In other words, mediating before retaining an attorney is a fast track to a cheapo divorce!  Check out www.mediateB4Useparate.com for more information on the mediation process.

Mediation Costs: Fees and “Flat Rates” and “Per Diem Caps,” Oh My!

On a recent call, a potential customer asked about costs of mediation.  It is a question that comes up all of the time.  I began to feel a bit like a cell-phone sales person, though.

Like most mediation firms, One Mediation’s mediators have different hourly rates that reflect their experience.  On the other hand, One Mediation also has mediators who offer a “per diem” cap on their mediation fees which is somewhat unusual.  Another mediator associated with One Mediation also offers a “flat rate” for her mediation services based upon the value of the dispute. 

All these “pricing programs” can be like sorting through the cell phone plans with unlimited minutes, additional lines, etc.   Don’t panic!

The short story of mediation expenses is pretty simple – there is “Traditional” billing and “Alternate” billing.  Traditional billing involves the parties paying their portion of the mediator’s hourly fee for the time the mediator spends providing them services.  In other words, if the mediation takes three hours and the mediator’s hourly fee is $200, the total bill for all parties will be $600.00 which is evenly split between the parties. 
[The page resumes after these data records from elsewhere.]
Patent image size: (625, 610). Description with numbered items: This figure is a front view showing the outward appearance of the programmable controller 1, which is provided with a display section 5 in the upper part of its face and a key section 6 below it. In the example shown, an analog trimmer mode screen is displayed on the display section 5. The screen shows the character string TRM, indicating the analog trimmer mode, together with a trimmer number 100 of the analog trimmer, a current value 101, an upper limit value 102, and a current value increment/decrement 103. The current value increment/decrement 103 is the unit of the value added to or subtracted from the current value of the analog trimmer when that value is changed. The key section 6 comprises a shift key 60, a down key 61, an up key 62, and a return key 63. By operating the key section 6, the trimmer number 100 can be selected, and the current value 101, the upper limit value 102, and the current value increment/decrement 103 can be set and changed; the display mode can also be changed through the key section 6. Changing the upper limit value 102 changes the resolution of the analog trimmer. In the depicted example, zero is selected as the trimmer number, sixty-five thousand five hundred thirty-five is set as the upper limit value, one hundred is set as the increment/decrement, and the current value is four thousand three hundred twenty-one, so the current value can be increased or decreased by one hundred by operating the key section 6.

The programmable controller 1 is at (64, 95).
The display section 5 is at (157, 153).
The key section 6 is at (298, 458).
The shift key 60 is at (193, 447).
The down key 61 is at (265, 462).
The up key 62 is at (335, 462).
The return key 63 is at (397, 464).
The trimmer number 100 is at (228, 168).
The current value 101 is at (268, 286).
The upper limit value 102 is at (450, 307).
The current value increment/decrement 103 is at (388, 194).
Sometimes the mediator’s fee is split up differently because the parties have agreed to a different formula.  Additionally, in many settings, one party may agree to pay the entire mediation fee as part of the resolution.  A starting point, however, for mediation costs is to plan on splitting the fees evenly across the parties.
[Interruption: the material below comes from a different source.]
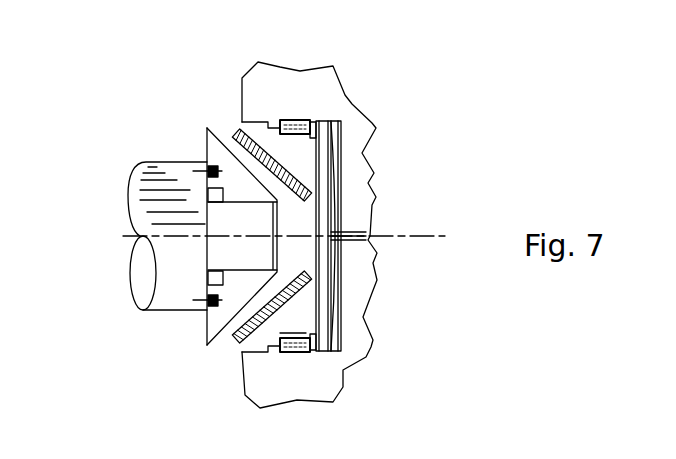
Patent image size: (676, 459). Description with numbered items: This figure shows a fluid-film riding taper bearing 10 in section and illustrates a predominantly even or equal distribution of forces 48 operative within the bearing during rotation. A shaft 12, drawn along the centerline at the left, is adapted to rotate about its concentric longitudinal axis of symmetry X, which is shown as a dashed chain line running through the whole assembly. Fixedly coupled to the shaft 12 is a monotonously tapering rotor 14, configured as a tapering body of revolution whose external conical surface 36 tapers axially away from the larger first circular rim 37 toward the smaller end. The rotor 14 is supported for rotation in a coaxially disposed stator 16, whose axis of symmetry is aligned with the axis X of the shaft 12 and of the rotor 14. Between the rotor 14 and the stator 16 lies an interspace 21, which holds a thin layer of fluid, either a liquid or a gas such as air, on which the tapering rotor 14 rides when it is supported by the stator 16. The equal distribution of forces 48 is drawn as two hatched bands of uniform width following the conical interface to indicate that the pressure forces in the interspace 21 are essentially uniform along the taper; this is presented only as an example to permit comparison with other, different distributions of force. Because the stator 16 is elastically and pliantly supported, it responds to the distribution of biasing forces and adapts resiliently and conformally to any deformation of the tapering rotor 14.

Alternate billing involves things such as “flat rates” and “per diem” caps.  A “flat rate” is a set fee that is paid to a mediator for any and all services rendered in facilitating the mediation of a particular dispute.  A “flat rate” has no correlation to the mediator’s time spent on the dispute.  As such, the parties could mediate for one hour or ten hours, and the rate will be the same.  Generally, flat rate billing is fairly rare.

Another alternate billing format involves “per diem” caps.  In this scenario, a mediator may offer his or her services on an hourly basis up to a certain amount per day.  After that point, any mediation services will not be billed at the hourly rate.  For example, if a mediator’s hourly rate is $200 and his per diem cap is $1,000.00, then a mediation that lasts over five hours will not increase the cost of services provided on that day.  Some mediators are willing to provide such caps, and parties should inquire about them.